Part of fixing someone is trying to “figure it out” – why is this person doing this? Why are they not acting the way we want? Is it because of their childhood? Perhaps they just don’t know any better? Maybe it’s a karmic thing? Sometimes we try to work out their internal issues for them and “teach” them.
If we grew up in a home where healthy relationships were not the norm, then we may unconsciously go into these kinds of dynamics without realizing it. We may even attract people or be attracted to people who are like our family members because it feels familiar.
Getting clear and letting go.
The truth is that healthy relationships can only occur between people who are choosing to show up as adults. Showing up as an adult means being responsible for your own behavior, and your own growth. A healthy relationship (business or personal) means both people willingly take care of their side of the relationship.
If a person is not doing this, that is their choice, and there is nothing you can do about it. It is not up to you. You can’t change it, and you can’t fix it.
They are freely choosing to act the way they act. And like it or not, your choice is to change the relationship and get free, or to stick with it and be miserable. If someone is not demonstrating responsibility, then negotiating and working on it is impossible, because you cannot trust them to show up in that.

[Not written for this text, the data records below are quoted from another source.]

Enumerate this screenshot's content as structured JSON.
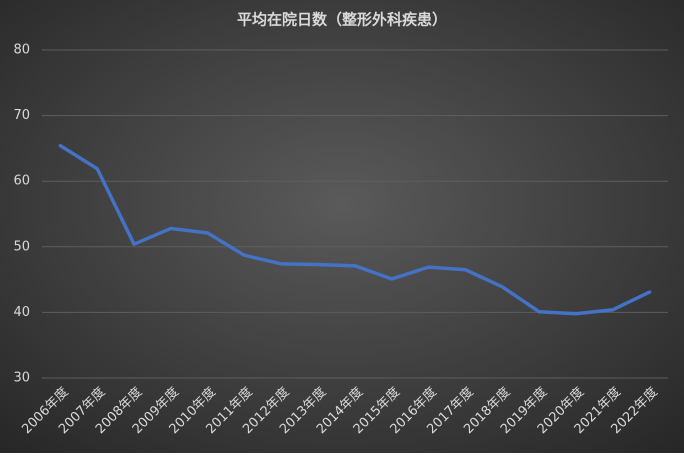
{
  "chart_data": {
    "type": "line",
    "title": "平均在院日数（整形外科疾患）",
    "categories": [
      "2006年度",
      "2007年度",
      "2008年度",
      "2009年度",
      "2010年度",
      "2011年度",
      "2012年度",
      "2013年度",
      "2014年度",
      "2015年度",
      "2016年度",
      "2017年度",
      "2018年度",
      "2019年度",
      "2020年度",
      "2021年度",
      "2022年度"
    ],
    "series": [
      {
        "name": "平均在院日数",
        "color": "#4472c4",
        "values": [
          65.4,
          61.9,
          50.4,
          52.8,
          52.1,
          48.7,
          47.4,
          47.3,
          47.1,
          45.1,
          46.9,
          46.5,
          43.9,
          40.1,
          39.8,
          40.4,
          43.1
        ]
      }
    ],
    "ylim": [
      30,
      80
    ],
    "yticks": [
      30,
      40,
      50,
      60,
      70,
      80
    ],
    "grid": true
  }
}
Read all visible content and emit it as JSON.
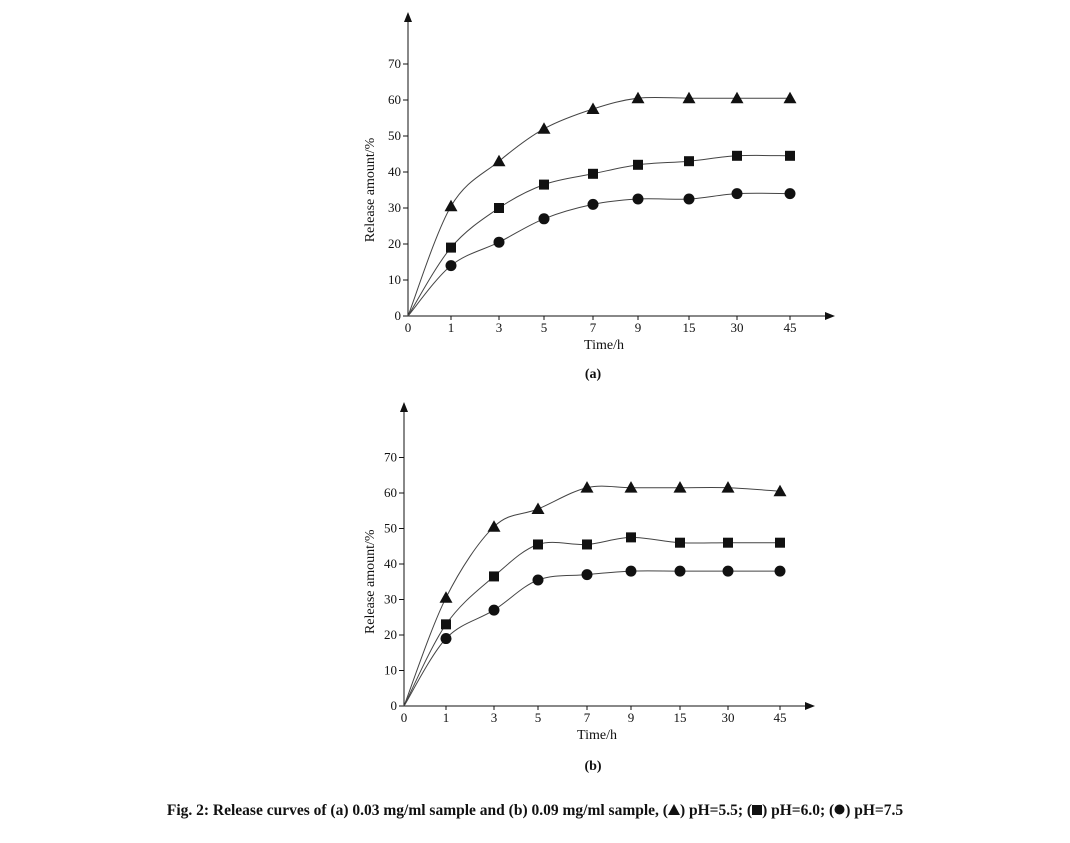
{
  "chart_data": [
    {
      "type": "line",
      "panel_label": "(a)",
      "xlabel": "Time/h",
      "ylabel": "Release amount/%",
      "categories": [
        "1",
        "3",
        "5",
        "7",
        "9",
        "15",
        "30",
        "45"
      ],
      "x_origin_label": "0",
      "yticks": [
        0,
        10,
        20,
        30,
        40,
        50,
        60,
        70
      ],
      "ylim": [
        0,
        80
      ],
      "grid": false,
      "series": [
        {
          "marker": "triangle",
          "values": [
            30.5,
            43,
            52,
            57.5,
            60.5,
            60.5,
            60.5,
            60.5
          ]
        },
        {
          "marker": "square",
          "values": [
            19,
            30,
            36.5,
            39.5,
            42,
            43,
            44.5,
            44.5
          ]
        },
        {
          "marker": "circle",
          "values": [
            14,
            20.5,
            27,
            31,
            32.5,
            32.5,
            34,
            34
          ]
        }
      ]
    },
    {
      "type": "line",
      "panel_label": "(b)",
      "xlabel": "Time/h",
      "ylabel": "Release amount/%",
      "categories": [
        "1",
        "3",
        "5",
        "7",
        "9",
        "15",
        "30",
        "45"
      ],
      "x_origin_label": "0",
      "yticks": [
        0,
        10,
        20,
        30,
        40,
        50,
        60,
        70
      ],
      "ylim": [
        0,
        80
      ],
      "grid": false,
      "series": [
        {
          "marker": "triangle",
          "values": [
            30.5,
            50.5,
            55.5,
            61.5,
            61.5,
            61.5,
            61.5,
            60.5
          ]
        },
        {
          "marker": "square",
          "values": [
            23,
            36.5,
            45.5,
            45.5,
            47.5,
            46,
            46,
            46
          ]
        },
        {
          "marker": "circle",
          "values": [
            19,
            27,
            35.5,
            37,
            38,
            38,
            38,
            38
          ]
        }
      ]
    }
  ],
  "caption": {
    "main": "Fig. 2: Release curves of (a) 0.03 mg/ml sample and (b) 0.09 mg/ml sample, (",
    "legend": [
      {
        "marker": "triangle",
        "label": ") pH=5.5; ("
      },
      {
        "marker": "square",
        "label": ") pH=6.0; ("
      },
      {
        "marker": "circle",
        "label": ") pH=7.5"
      }
    ]
  },
  "colors": {
    "ink": "#111111",
    "line": "#444444",
    "background": "#ffffff"
  }
}
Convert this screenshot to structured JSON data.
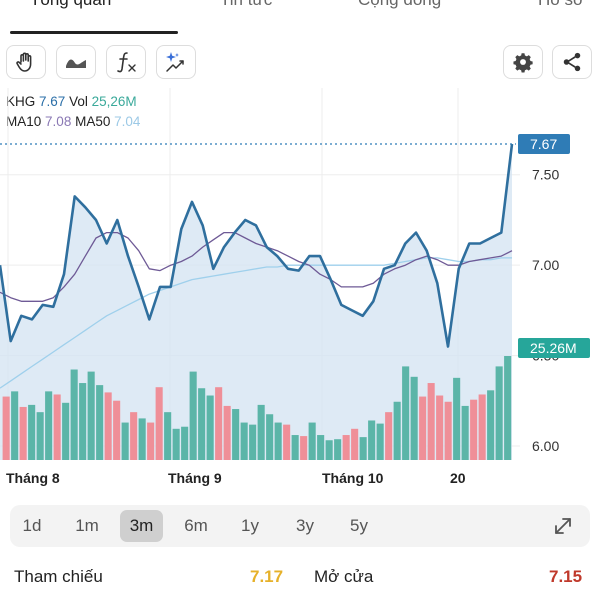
{
  "tabs": [
    {
      "label": "Tổng quan"
    },
    {
      "label": "Tin tức"
    },
    {
      "label": "Cộng đồng"
    },
    {
      "label": "Hồ sơ"
    }
  ],
  "toolbar": {
    "icons": [
      "hand-icon",
      "line-style-icon",
      "function-icon",
      "ai-sparkle-icon",
      "gear-icon",
      "share-icon"
    ]
  },
  "info": {
    "ticker": "KHG",
    "price": "7.67",
    "vol_label": "Vol",
    "vol": "25,26M",
    "ma10_label": "MA10",
    "ma10": "7.08",
    "ma50_label": "MA50",
    "ma50": "7.04"
  },
  "colors": {
    "price_line": "#2f6f9e",
    "area_fill": "#d3e3f1",
    "ma10": "#6e5a96",
    "ma50": "#9fd0ec",
    "vol_up": "#5bb5a8",
    "vol_down": "#ef8f98",
    "price_badge": "#2f7cb6",
    "vol_badge": "#26a69a",
    "ref": "#e6b12a",
    "open": "#c0392b"
  },
  "chart_data": {
    "type": "line",
    "x_labels": [
      "Tháng 8",
      "Tháng 9",
      "Tháng 10",
      "20"
    ],
    "y_ticks": [
      "7.50",
      "7.00",
      "6.50",
      "6.00"
    ],
    "ylim": [
      6.0,
      7.67
    ],
    "price_badge": "7.67",
    "volume_badge": "25.26M",
    "series": [
      {
        "values": [
          7.0,
          6.58,
          6.72,
          6.7,
          6.78,
          6.77,
          6.95,
          7.38,
          7.32,
          7.25,
          7.12,
          7.25,
          7.05,
          6.88,
          6.7,
          6.88,
          6.88,
          7.2,
          7.35,
          7.22,
          6.98,
          7.1,
          7.18,
          7.25,
          7.22,
          7.1,
          7.05,
          6.98,
          6.97,
          7.05,
          7.05,
          6.92,
          6.78,
          6.75,
          6.72,
          6.8,
          6.98,
          7.0,
          7.12,
          7.18,
          7.08,
          6.9,
          6.55,
          6.98,
          7.12,
          7.12,
          7.15,
          7.18,
          7.67
        ]
      },
      {
        "values": [
          6.85,
          6.82,
          6.8,
          6.8,
          6.8,
          6.82,
          6.88,
          6.95,
          7.05,
          7.15,
          7.18,
          7.18,
          7.15,
          7.08,
          6.98,
          6.97,
          7.0,
          7.02,
          7.05,
          7.1,
          7.14,
          7.18,
          7.18,
          7.15,
          7.12,
          7.1,
          7.08,
          7.05,
          7.02,
          7.0,
          6.95,
          6.92,
          6.88,
          6.88,
          6.88,
          6.9,
          6.95,
          6.98,
          7.0,
          7.03,
          7.05,
          7.03,
          7.0,
          7.0,
          7.02,
          7.03,
          7.04,
          7.05,
          7.08
        ]
      },
      {
        "values": [
          6.32,
          6.36,
          6.4,
          6.44,
          6.48,
          6.52,
          6.56,
          6.6,
          6.64,
          6.68,
          6.72,
          6.75,
          6.78,
          6.81,
          6.84,
          6.86,
          6.88,
          6.9,
          6.92,
          6.93,
          6.94,
          6.95,
          6.96,
          6.97,
          6.98,
          6.99,
          6.99,
          7.0,
          7.0,
          7.0,
          7.0,
          7.0,
          7.0,
          7.0,
          7.0,
          7.0,
          7.0,
          7.01,
          7.02,
          7.03,
          7.04,
          7.04,
          7.03,
          7.02,
          7.02,
          7.03,
          7.03,
          7.04,
          7.04
        ]
      }
    ],
    "volume": [
      {
        "v": 0.61,
        "up": false
      },
      {
        "v": 0.66,
        "up": true
      },
      {
        "v": 0.51,
        "up": false
      },
      {
        "v": 0.53,
        "up": true
      },
      {
        "v": 0.46,
        "up": true
      },
      {
        "v": 0.66,
        "up": true
      },
      {
        "v": 0.63,
        "up": false
      },
      {
        "v": 0.55,
        "up": true
      },
      {
        "v": 0.87,
        "up": true
      },
      {
        "v": 0.74,
        "up": true
      },
      {
        "v": 0.85,
        "up": true
      },
      {
        "v": 0.72,
        "up": true
      },
      {
        "v": 0.65,
        "up": false
      },
      {
        "v": 0.57,
        "up": false
      },
      {
        "v": 0.36,
        "up": true
      },
      {
        "v": 0.46,
        "up": false
      },
      {
        "v": 0.4,
        "up": true
      },
      {
        "v": 0.36,
        "up": false
      },
      {
        "v": 0.7,
        "up": false
      },
      {
        "v": 0.46,
        "up": true
      },
      {
        "v": 0.3,
        "up": true
      },
      {
        "v": 0.32,
        "up": true
      },
      {
        "v": 0.85,
        "up": true
      },
      {
        "v": 0.69,
        "up": true
      },
      {
        "v": 0.62,
        "up": true
      },
      {
        "v": 0.7,
        "up": false
      },
      {
        "v": 0.52,
        "up": false
      },
      {
        "v": 0.49,
        "up": true
      },
      {
        "v": 0.36,
        "up": true
      },
      {
        "v": 0.34,
        "up": true
      },
      {
        "v": 0.53,
        "up": true
      },
      {
        "v": 0.44,
        "up": true
      },
      {
        "v": 0.36,
        "up": true
      },
      {
        "v": 0.34,
        "up": false
      },
      {
        "v": 0.24,
        "up": true
      },
      {
        "v": 0.23,
        "up": false
      },
      {
        "v": 0.36,
        "up": true
      },
      {
        "v": 0.24,
        "up": true
      },
      {
        "v": 0.19,
        "up": true
      },
      {
        "v": 0.2,
        "up": true
      },
      {
        "v": 0.24,
        "up": false
      },
      {
        "v": 0.3,
        "up": false
      },
      {
        "v": 0.22,
        "up": true
      },
      {
        "v": 0.38,
        "up": true
      },
      {
        "v": 0.35,
        "up": true
      },
      {
        "v": 0.46,
        "up": false
      },
      {
        "v": 0.56,
        "up": true
      },
      {
        "v": 0.9,
        "up": true
      },
      {
        "v": 0.8,
        "up": true
      },
      {
        "v": 0.61,
        "up": false
      },
      {
        "v": 0.74,
        "up": false
      },
      {
        "v": 0.62,
        "up": false
      },
      {
        "v": 0.56,
        "up": false
      },
      {
        "v": 0.79,
        "up": true
      },
      {
        "v": 0.52,
        "up": true
      },
      {
        "v": 0.58,
        "up": false
      },
      {
        "v": 0.63,
        "up": false
      },
      {
        "v": 0.67,
        "up": true
      },
      {
        "v": 0.9,
        "up": true
      },
      {
        "v": 1.0,
        "up": true
      }
    ]
  },
  "ranges": [
    "1d",
    "1m",
    "3m",
    "6m",
    "1y",
    "3y",
    "5y"
  ],
  "active_range": "3m",
  "stats": {
    "ref_label": "Tham chiếu",
    "ref_value": "7.17",
    "open_label": "Mở cửa",
    "open_value": "7.15"
  }
}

This attitude may seem harsh, or mean, or like you are “giving up on them”. But all you are saying is the truth: “This doesn’t work for me”. You don’t have to blame them or be vindictive or angry (although feeling your anger internally is healthy). What you are doing is making decisions that are in integrity with who you are and what is best for your business.
You are also accepting the person where they are at. Ultimately trying to change someone, even “for their own good”, is a violent act.
Here are some steps:
- Decide to be honest with yourself. Accept the situation as it is.
- Grieve the loss. This person or relationship was something you wanted to work out. It would have been good if it had worked. All the potential, the promise, the hope needs to be grieved. Also, any time you put into trying to change things to no avail needs to be grieved and let go of. Sometimes people hang on even though they know it won’t work because they don’t want to feel the disappointment. There is always a grieving period when you thought you could count on someone, when you trusted and engaged in a relationship from a genuine place, and were not met. It’s hard. But choosing to feel it is choosing to heal it.
- Make a clear decision and stick by it. This can be hard, especially if you have responded with threats in the past and then not followed through on them. Get support if you need it.
- Open up the space for a mutually responsible and reciprocal relationship to enter the picture.
- Be cautious and discerning when starting new business relationships.
There is a light at the end of the tunnel.
Having been through experiences like this, you learn. You see that your time and your life matters, and who you spend it with matters. Your business is doing good in the world, and that good won’t get done if the people within it aren’t showing up fully.
The opportunity is to get very clear that you want people in your life that can meet you and who are showing up as responsible.
When you can be that clear, and just let go of the situations and people in your life that are draining because they just don’t change, you are expanding your playing field. New people will enter, people who also want to play at that level. And that is where you want to be.
Pamela Hazelton says
As the author of the article you reference in your post, I want to say that you really did hit the nail on the head of what it means to be in a legitimate relationship.
More installments are up, and I think you’ll find that the learning process has made me a stronger person, unwilling to ignore any other so-called relationships (business or personal) in my life. I have, at this point, accepted my own mistakes and have moved forward.